I guess you could say I was something of a “super-dork” in my freshman year at McGill. I read three campus papers every week, article for article. I took my vote seriously in student elections, and tried to follow the chaos they called “General Assemblies.” So it wasn’t until I stepped out of my postmodern philosophy classes and into ordinary student life that I realized I wasn’t alone in a sea of well-intentioned but hopelessly misguided ideologues, out to save the planet one organic-fair-trade step at a time.
I soon realized that, like me, the average McGill student didn’t really believe that we had a right to access free recycled vegan food. And while a handful of ideologically-driven SSMU execs thought it would be clever to lose $200,000 on Haven Books (despite the warnings of its financial auditors), a substantial portion of the student body seemed to be either opposed to the purchase or unaware of the whole fiasco.
I’ve come to the conclusion that most centrists and reasonable students at McGill just don’t give a damn. Political and social moderates seem to stay out of the spotlight at McGill most of the time. When is the last time someone ran for student government without promising to achieve free education and solve the crisis in the Middle East? When did more than a third of McGill students bother to vote in a student election? When’s the last time The Daily published something relevant to more than four people?
I guess it’s not entirely surprising that a majority of students seem unwilling to engage with student government and media. Inertia and apathy might simply be the fruits of long-term alienation from these institutions. Or perhaps, many normal students are busy with an even more radical project: schoolwork.

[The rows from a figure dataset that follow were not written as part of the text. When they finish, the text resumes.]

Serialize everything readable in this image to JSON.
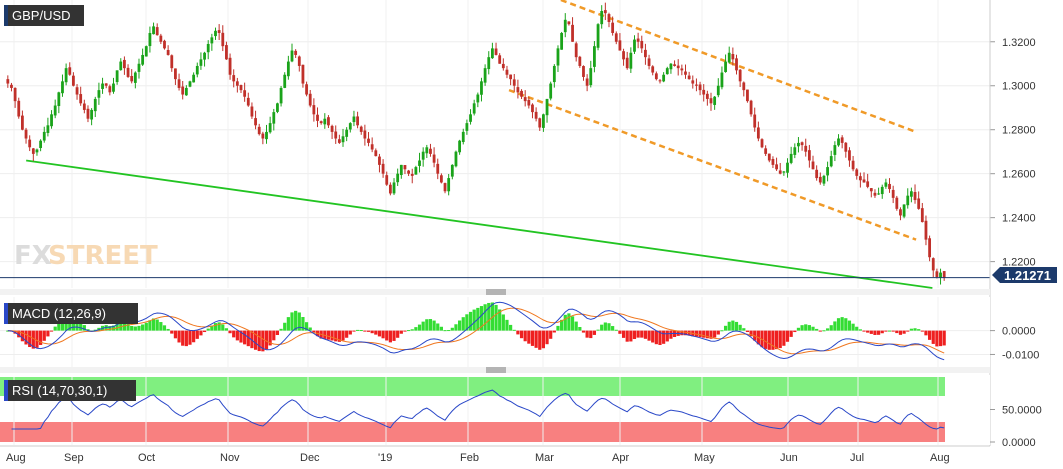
{
  "chart_data": [
    {
      "type": "candlestick",
      "title": "GBP/USD",
      "last_price": "1.21271",
      "x_tick_labels": [
        "Aug",
        "Sep",
        "Oct",
        "Nov",
        "Dec",
        "'19",
        "Feb",
        "Mar",
        "Apr",
        "May",
        "Jun",
        "Jul",
        "Aug"
      ],
      "y_tick_labels": [
        "1.3200",
        "1.3000",
        "1.2800",
        "1.2600",
        "1.2400",
        "1.2200"
      ],
      "ylim": [
        1.208,
        1.339
      ],
      "close_series": [
        1.301,
        1.299,
        1.293,
        1.286,
        1.28,
        1.276,
        1.272,
        1.269,
        1.271,
        1.275,
        1.279,
        1.282,
        1.287,
        1.291,
        1.297,
        1.302,
        1.308,
        1.305,
        1.3,
        1.296,
        1.292,
        1.289,
        1.285,
        1.289,
        1.294,
        1.298,
        1.301,
        1.3,
        1.297,
        1.301,
        1.307,
        1.311,
        1.308,
        1.304,
        1.302,
        1.306,
        1.31,
        1.314,
        1.318,
        1.324,
        1.327,
        1.323,
        1.32,
        1.317,
        1.314,
        1.308,
        1.303,
        1.299,
        1.296,
        1.299,
        1.302,
        1.305,
        1.309,
        1.312,
        1.315,
        1.319,
        1.322,
        1.325,
        1.324,
        1.318,
        1.312,
        1.305,
        1.302,
        1.3,
        1.298,
        1.295,
        1.291,
        1.286,
        1.282,
        1.278,
        1.276,
        1.279,
        1.283,
        1.288,
        1.292,
        1.299,
        1.305,
        1.311,
        1.316,
        1.314,
        1.309,
        1.301,
        1.296,
        1.291,
        1.287,
        1.284,
        1.283,
        1.285,
        1.282,
        1.279,
        1.276,
        1.274,
        1.277,
        1.28,
        1.283,
        1.286,
        1.282,
        1.279,
        1.276,
        1.274,
        1.271,
        1.268,
        1.264,
        1.26,
        1.255,
        1.251,
        1.256,
        1.26,
        1.264,
        1.262,
        1.26,
        1.259,
        1.263,
        1.266,
        1.27,
        1.272,
        1.269,
        1.265,
        1.26,
        1.256,
        1.252,
        1.258,
        1.264,
        1.27,
        1.275,
        1.279,
        1.283,
        1.287,
        1.292,
        1.296,
        1.302,
        1.308,
        1.313,
        1.317,
        1.314,
        1.31,
        1.308,
        1.305,
        1.303,
        1.3,
        1.297,
        1.295,
        1.293,
        1.291,
        1.288,
        1.285,
        1.281,
        1.287,
        1.294,
        1.301,
        1.309,
        1.317,
        1.324,
        1.33,
        1.328,
        1.32,
        1.313,
        1.309,
        1.304,
        1.3,
        1.308,
        1.318,
        1.328,
        1.334,
        1.333,
        1.329,
        1.324,
        1.32,
        1.316,
        1.312,
        1.308,
        1.315,
        1.321,
        1.32,
        1.317,
        1.313,
        1.309,
        1.306,
        1.303,
        1.302,
        1.305,
        1.308,
        1.31,
        1.309,
        1.308,
        1.307,
        1.305,
        1.303,
        1.301,
        1.3,
        1.298,
        1.296,
        1.294,
        1.292,
        1.295,
        1.3,
        1.306,
        1.311,
        1.315,
        1.312,
        1.307,
        1.302,
        1.298,
        1.293,
        1.287,
        1.281,
        1.276,
        1.272,
        1.269,
        1.266,
        1.264,
        1.262,
        1.26,
        1.261,
        1.265,
        1.269,
        1.272,
        1.274,
        1.273,
        1.27,
        1.266,
        1.262,
        1.258,
        1.256,
        1.259,
        1.263,
        1.268,
        1.273,
        1.276,
        1.274,
        1.27,
        1.266,
        1.262,
        1.259,
        1.257,
        1.256,
        1.254,
        1.252,
        1.25,
        1.251,
        1.254,
        1.256,
        1.253,
        1.249,
        1.244,
        1.241,
        1.246,
        1.25,
        1.252,
        1.248,
        1.244,
        1.238,
        1.23,
        1.222,
        1.216,
        1.213,
        1.215,
        1.2127
      ],
      "channel_upper": {
        "start": [
          1.339,
          0.578
        ],
        "end": [
          1.279,
          0.948
        ]
      },
      "channel_lower": {
        "start": [
          1.298,
          0.524
        ],
        "end": [
          1.23,
          0.948
        ]
      },
      "support_line": {
        "start": [
          1.266,
          0.021
        ],
        "end": [
          1.208,
          0.965
        ]
      },
      "colors": {
        "up": "#1aa31a",
        "down": "#c0302a",
        "channel": "#f09a28",
        "support": "#22c422",
        "price_label_bg": "#1c3a6b"
      }
    },
    {
      "type": "macd",
      "title": "MACD (12,26,9)",
      "y_tick_labels": [
        "0.0000",
        "-0.0100"
      ],
      "colors": {
        "macd": "#2a48c8",
        "signal": "#f07820",
        "hist_pos": "#33dd33",
        "hist_neg": "#ee2020"
      }
    },
    {
      "type": "rsi",
      "title": "RSI (14,70,30,1)",
      "y_tick_labels": [
        "50.0000",
        "0.0000"
      ],
      "colors": {
        "line": "#2a48c8",
        "overbought": "#80ef80",
        "oversold": "#f88080"
      }
    }
  ],
  "watermark": {
    "fx": "FX",
    "street": "STREET"
  }
}
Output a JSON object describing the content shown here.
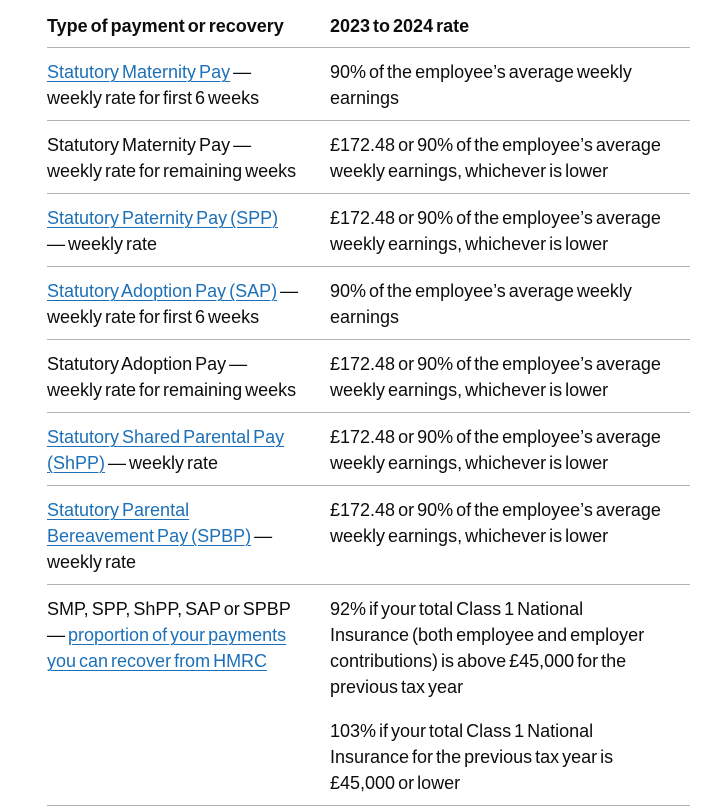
{
  "theme": {
    "text_color": "#0b0c0c",
    "link_color": "#1d70b8",
    "border_color": "#b1b4b6",
    "background": "#ffffff"
  },
  "table": {
    "columns": [
      "Type of payment or recovery",
      "2023 to 2024 rate"
    ],
    "rows": [
      {
        "payment": [
          {
            "text": "Statutory Maternity Pay",
            "link": true
          },
          {
            "text": " — weekly rate for first 6 weeks",
            "link": false
          }
        ],
        "rate": [
          "90% of the employee’s average weekly earnings"
        ]
      },
      {
        "payment": [
          {
            "text": "Statutory Maternity Pay — weekly rate for remaining weeks",
            "link": false
          }
        ],
        "rate": [
          "£172.48 or 90% of the employee’s average weekly earnings, whichever is lower"
        ]
      },
      {
        "payment": [
          {
            "text": "Statutory Paternity Pay (SPP)",
            "link": true
          },
          {
            "text": " — weekly rate",
            "link": false
          }
        ],
        "rate": [
          "£172.48 or 90% of the employee’s average weekly earnings, whichever is lower"
        ]
      },
      {
        "payment": [
          {
            "text": "Statutory Adoption Pay (SAP)",
            "link": true
          },
          {
            "text": " — weekly rate for first 6 weeks",
            "link": false
          }
        ],
        "rate": [
          "90% of the employee’s average weekly earnings"
        ]
      },
      {
        "payment": [
          {
            "text": "Statutory Adoption Pay — weekly rate for remaining weeks",
            "link": false
          }
        ],
        "rate": [
          "£172.48 or 90% of the employee’s average weekly earnings, whichever is lower"
        ]
      },
      {
        "payment": [
          {
            "text": "Statutory Shared Parental Pay (ShPP)",
            "link": true
          },
          {
            "text": " — weekly rate",
            "link": false
          }
        ],
        "rate": [
          "£172.48 or 90% of the employee’s average weekly earnings, whichever is lower"
        ]
      },
      {
        "payment": [
          {
            "text": "Statutory Parental Bereavement Pay (SPBP)",
            "link": true
          },
          {
            "text": " — weekly rate",
            "link": false
          }
        ],
        "rate": [
          "£172.48 or 90% of the employee’s average weekly earnings, whichever is lower"
        ]
      },
      {
        "payment": [
          {
            "text": "SMP, SPP, ShPP, SAP or SPBP — ",
            "link": false
          },
          {
            "text": "proportion of your payments you can recover from HMRC",
            "link": true
          }
        ],
        "rate": [
          "92% if your total Class 1 National Insurance (both employee and employer contributions) is above £45,000 for the previous tax year",
          "103% if your total Class 1 National Insurance for the previous tax year is £45,000 or lower"
        ]
      }
    ]
  }
}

Still, the actions of our student government and media directly impact the student experience, from our ability to participate in clubs and services, to the image we have in that tiny place called “the world outside McGill.” It’s time we took just a little bit of responsibility for them.
I found the Vote No campaign during the DPS fee increase referendum last month infuriating. Not because its proponents weren’t raising valid concerns about the paper, but because no one bothered to publicly criticize it until there was a question of funding. The Daily fee increase passed by an incredibly slim margin. Almost 50 per cent of students voting stood behind a campaign that claimed The Daily did not speak to most of the student body and represented the views and interests of a very small minority of students. Why did it take a fee levy for them to voice this concern? Where were these moderates when it came to submitting articles to Commentary, writing letters, or running for editorial positions?
If you want to keep campus moderate, it’s not enough to withdraw from public life. Sometimes it’s necessary to vote in student referenda, if only to vote down the preposterous and polarizing motions. Without vocal opposition, radicals will continue to derive legitimacy from the claim that they represent student interests.
To ensure that student newspapers are relevant and adequately reflect your interests, you have to actually write to them. Apply to have a column in The Daily next fall. Believe me, the standards are not that high (see everything I’ve published in The Daily this year for proof of this point).
For all that I’ve criticized the radicals, I admire their tenacity and energy. While I disagree with almost all of their substantive positions, at least they’re willing to act on them. I’ve yet to see a sign plastered around campus that reads “Let’s establish a reasonable dialogue about a problem we actually have the means to resolve.” I guess that might lack a certain cachet.